Following the election of Donald Trump, it was as if an imaginary switch had been flipped on the stock markets that put U.S. indices in a marked ‘everything is going to be alright’ mode. The European stock markets have meanwhile also been swept up by this wave.
We expect positive sentiment to continue in the equity market until spring 2017. Investors, de facto, will have no other choice in 2017 than to return to the equity markets in order to enhance the target return on mixed portfolios. Bonds and property markets are overheated and commodity investments do not offer a genuine alternative. The starting point for stock markets in 2017 is promising: the economic outlook is stable, recovery in the emerging markets is accelerating and low interest rates provide companies with attractive sources of financing. The strongly export-oriented German stocks are benefiting from the weak euro. Increased calls for a revival of classic government demand à la Trump represent a joker which could still come into play.
Low capital market yields suggest that a large share of surplus liquidity in the bond market is continuously being invested in shares which have remained an attractive ‘reservoir’. Despite the recent rally, they continue to score highly in view of the relatively high dividends they deliver. The share of profits which is not distributed to shareholders in the form of dividends continues to work on behalf of shareholders if companies succeed in reinvesting profitably in their own business. In addition, investing in companies provides partial protection against inflation, because price increases can often be passed on. These aspects give shares a considerable edge in the long term over bonds which are currently providing weak yields.
If the share price trend is above average in the first trading days of January 2017, many investors are likely to jump on the bandwagon. This could further fuel share prices.
However, past experience tells us that politically induced upturns in the equity market are rarely sustained. The economic consequences of the plans outlined by the new U.S. Administration are not expected to be felt until 2018 at the earliest. The current rally, which is driven by hope, may end in spring 2017 once the general positive sentiment surrounding Donald Trump’s inauguration starts to settle and U.S. politics return to the daily routine.

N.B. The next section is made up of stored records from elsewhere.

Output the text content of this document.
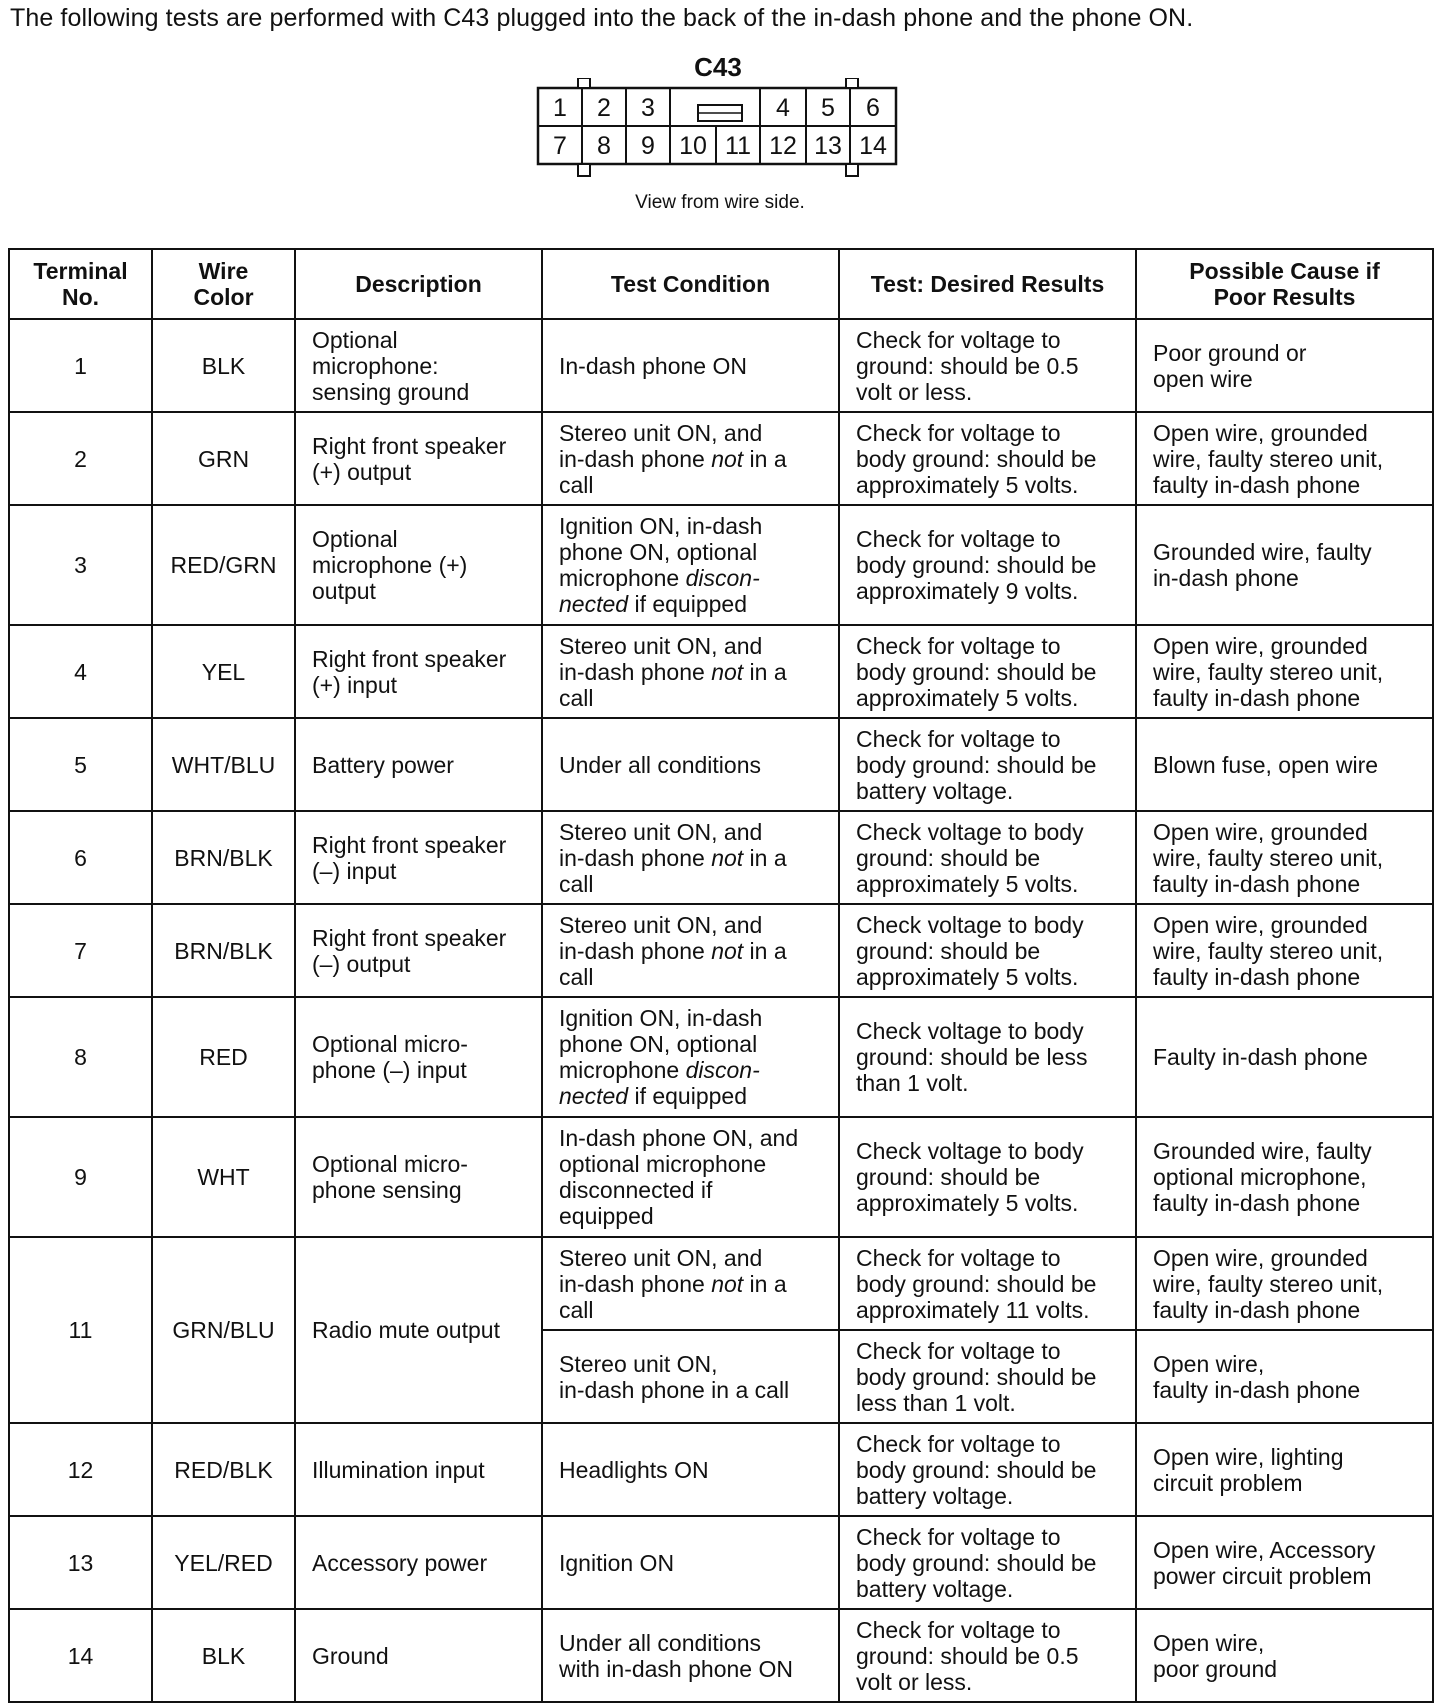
The following tests are performed with C43 plugged into the back of the in-dash phone and the phone ON.
C43
1 2 3	4 5 6
7 8 9 10 11 12 13 14
View from wire side.
Terminal
No.	Wire
Color	Description	Test Condition	Test: Desired Results	Possible Cause if
Poor Results
1	BLK	Optional
microphone:
sensing ground	In-dash phone ON	Check for voltage to
ground: should be 0.5
volt or less.	Poor ground or
open wire
2	GRN	Right front speaker
(+) output	Stereo unit ON, and
in-dash phone not in a
call	Check for voltage to
body ground: should be
approximately 5 volts.	Open wire, grounded
wire, faulty stereo unit,
faulty in-dash phone
3	RED/GRN	Optional
microphone (+)
output	Ignition ON, in-dash
phone ON, optional
microphone discon-
nected if equipped	Check for voltage to
body ground: should be
approximately 9 volts.	Grounded wire, faulty
in-dash phone
4	YEL	Right front speaker
(+) input	Stereo unit ON, and
in-dash phone not in a
call	Check for voltage to
body ground: should be
approximately 5 volts.	Open wire, grounded
wire, faulty stereo unit,
faulty in-dash phone
5	WHT/BLU	Battery power	Under all conditions	Check for voltage to
body ground: should be
battery voltage.	Blown fuse, open wire
6	BRN/BLK	Right front speaker
(–) input	Stereo unit ON, and
in-dash phone not in a
call	Check voltage to body
ground: should be
approximately 5 volts.	Open wire, grounded
wire, faulty stereo unit,
faulty in-dash phone
7	BRN/BLK	Right front speaker
(–) output	Stereo unit ON, and
in-dash phone not in a
call	Check voltage to body
ground: should be
approximately 5 volts.	Open wire, grounded
wire, faulty stereo unit,
faulty in-dash phone
8	RED	Optional micro-
phone (–) input	Ignition ON, in-dash
phone ON, optional
microphone discon-
nected if equipped	Check voltage to body
ground: should be less
than 1 volt.	Faulty in-dash phone
9	WHT	Optional micro-
phone sensing	In-dash phone ON, and
optional microphone
disconnected if
equipped	Check voltage to body
ground: should be
approximately 5 volts.	Grounded wire, faulty
optional microphone,
faulty in-dash phone
11	GRN/BLU	Radio mute output	Stereo unit ON, and
in-dash phone not in a
call	Check for voltage to
body ground: should be
approximately 11 volts.	Open wire, grounded
wire, faulty stereo unit,
faulty in-dash phone
			Stereo unit ON,
in-dash phone in a call	Check for voltage to
body ground: should be
less than 1 volt.	Open wire,
faulty in-dash phone
12	RED/BLK	Illumination input	Headlights ON	Check for voltage to
body ground: should be
battery voltage.	Open wire, lighting
circuit problem
13	YEL/RED	Accessory power	Ignition ON	Check for voltage to
body ground: should be
battery voltage.	Open wire, Accessory
power circuit problem
14	BLK	Ground	Under all conditions
with in-dash phone ON	Check for voltage to
ground: should be 0.5
volt or less.	Open wire,
poor ground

Until then, the recommendation is to participate in the current upward trend on the stock markets. We will therefore increase the share quota of the DZ BANK portfolio by ten percentage points to around 35% this evening. We will buy DAX listed shares, as this index convinces both with its cyclical focus and what is still a fair valuation compared with other indices. Going forward, contrary to the currently prevailing market opinion, it seems to make sense to increasingly keep a watch on defensive stock again, such as healthcare and food shares.